Le parquet national antiterroriste (Pnat) a formellement demandé le renvoi en procès de Mohammed Mogouchkov, l’assaillant présumé du professeur de français Dominique Bernard. Deux ans et demi après cette attaque tragique, l'accusation vise également son frère et son cousin, impliqués dans cette affaire qui a marqué la France.
Le 13 octobre 2023, à la sortie de la cité scolaire Gambetta-Carnot à Arras, Mogouchkov, âgé à l'époque de la vingtaine et connu pour ses liens avec la radicalisation islamiste, a poignardé son ancien professeur. Cet acte a conduit à la mort de Dominique Bernard, âgé de 57 ans, et à trois blessés.
En moins de dix minutes, cet homme d’origine ingouche a commis des actes particulièrement violents, une série d'agressions confirmées par des témoignages visuels de lycéens qui ont assisté à cette scène d’horreur. Dans une vidéo d’allégeance postée avant son attaque, il a revendiqué son acte au nom du groupe jihadiste État islamique.
Le parquet a requis que Mogouchkov soit jugé devant une cour d'assises spéciale des mineurs, l’accusant notamment d'assassinat lié à une entreprise terroriste et de participation à une association de malfaiteurs à caractère terroriste, selon ce qu’a révélé l'AFP.
Lors de l'attaque, Mogouchkov avait d'abord frappé Bernard au cou et à l'épaule. Un autre enseignant, tentant de défendre son collègue, a été grièvement blessé, et deux agents de sécurité ont également été touchés.
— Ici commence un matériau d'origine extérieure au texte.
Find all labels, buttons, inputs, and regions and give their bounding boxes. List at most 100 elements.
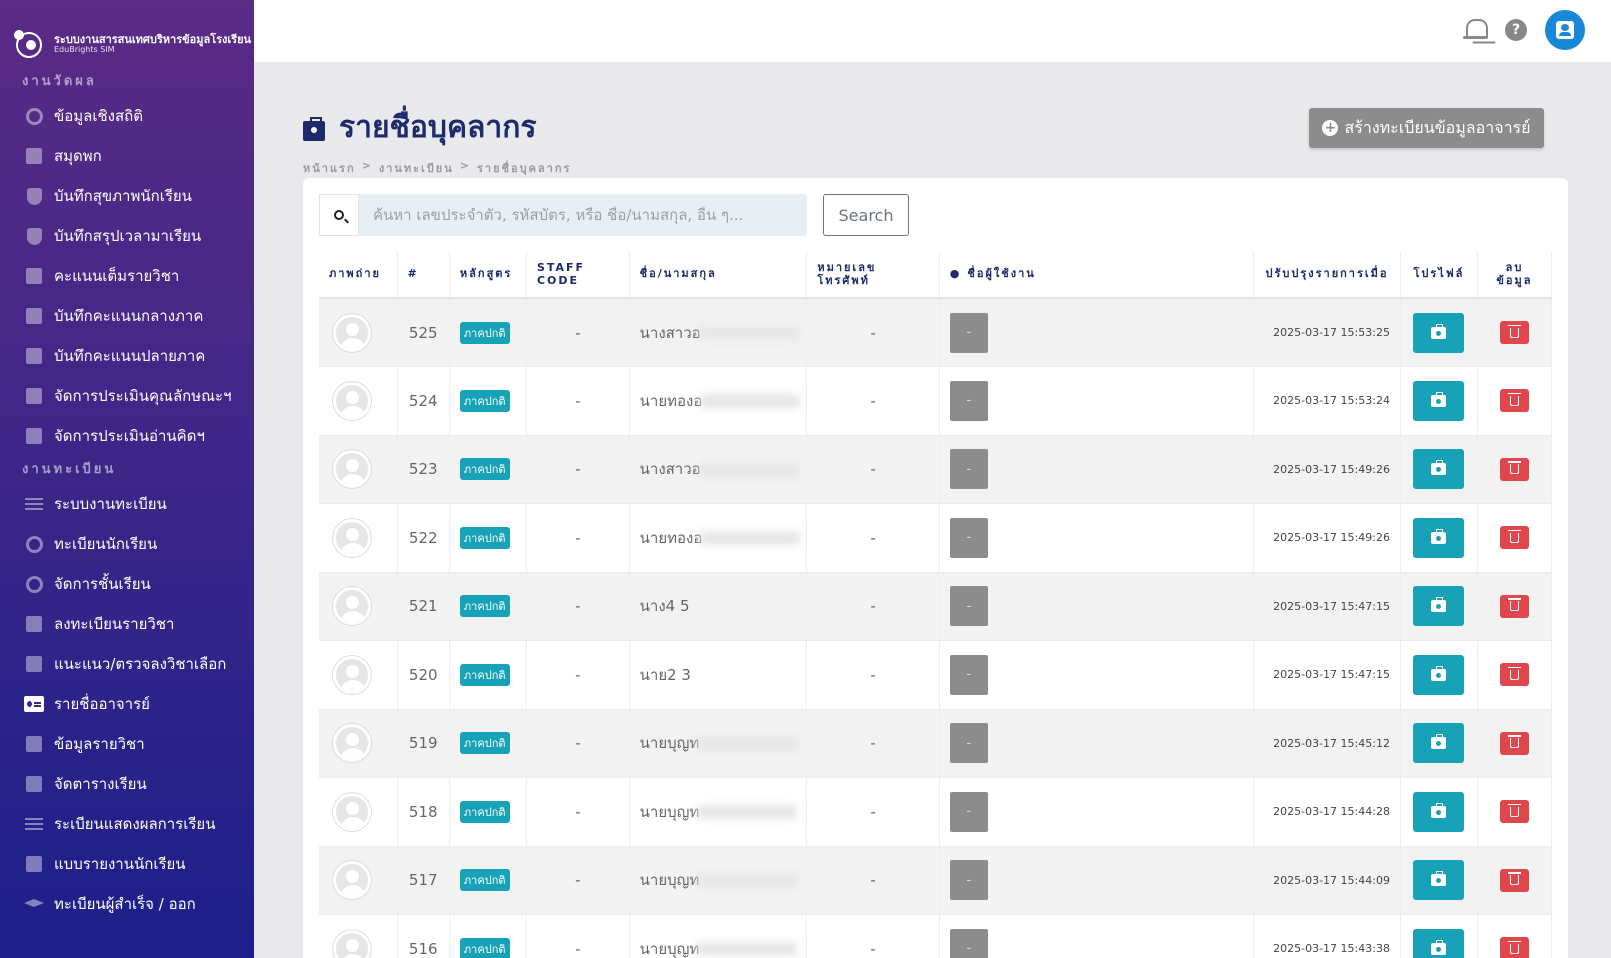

Les policiers, arrivés rapidement sur les lieux, ont fallu un pistolet à impulsion électrique pour maîtriser l'agresseur.
Le parquet a avancé que la motivation derrière ce choix de cible réside dans la "détestation de l'Éducation nationale" et des valeurs démocratiques qu'elle incarne. D’après les déclarations de l’enquête, Mogouchkov a affirmé avoir volontairement visé son professeur, une figure de l’enseignement de la laïcité et des droits de l’homme.
La victime, Dominique Bernard, était connu pour sa passion pour la littérature et son engagement dans son milieu éducatif. Sa veuve, Isabelle Bernard, a témoigné de son caractère discret et engager pour la lecture, ainsi que de son rôle en tant que cofondateur d’une université populaire à Arras. Dans un élan pour préserver sa mémoire, elle a lancé un prix littéraire pour les adolescents, mettant en avant la tolérance.
Mogouchkov, arrivé en France à l’âge de cinq ans, avait été signalé pour radicalisation islamiste à plusieurs reprises. Son frère, Movsar, incarcéré pour ne pas avoir dénoncé un projet d’attentat, et son père, expulsé en 2018, étaient également surveillés pour leurs potentiels liens avec des activités terroristes.
Concernant Souleiman, le frère de Mogouchkov, initialement mis en examen pour complicité, le Pnat requiert finalement un non-lieu concernant cette accusation, mais insiste sur la nécessité de juger son implication dans une association de malfaiteurs terroriste. Il a été constaté qu'il n'avait pas été informé du projet criminel de son frère.
Pour leur cousin, le parquet réclame un procès, reconnaissant qu’il était au courant de la radicalisation de Mogouchkov et qu’il avait omis de prévenir les autorités. Les juges antiterroristes doivent désormais se prononcer sur ces réquisitions.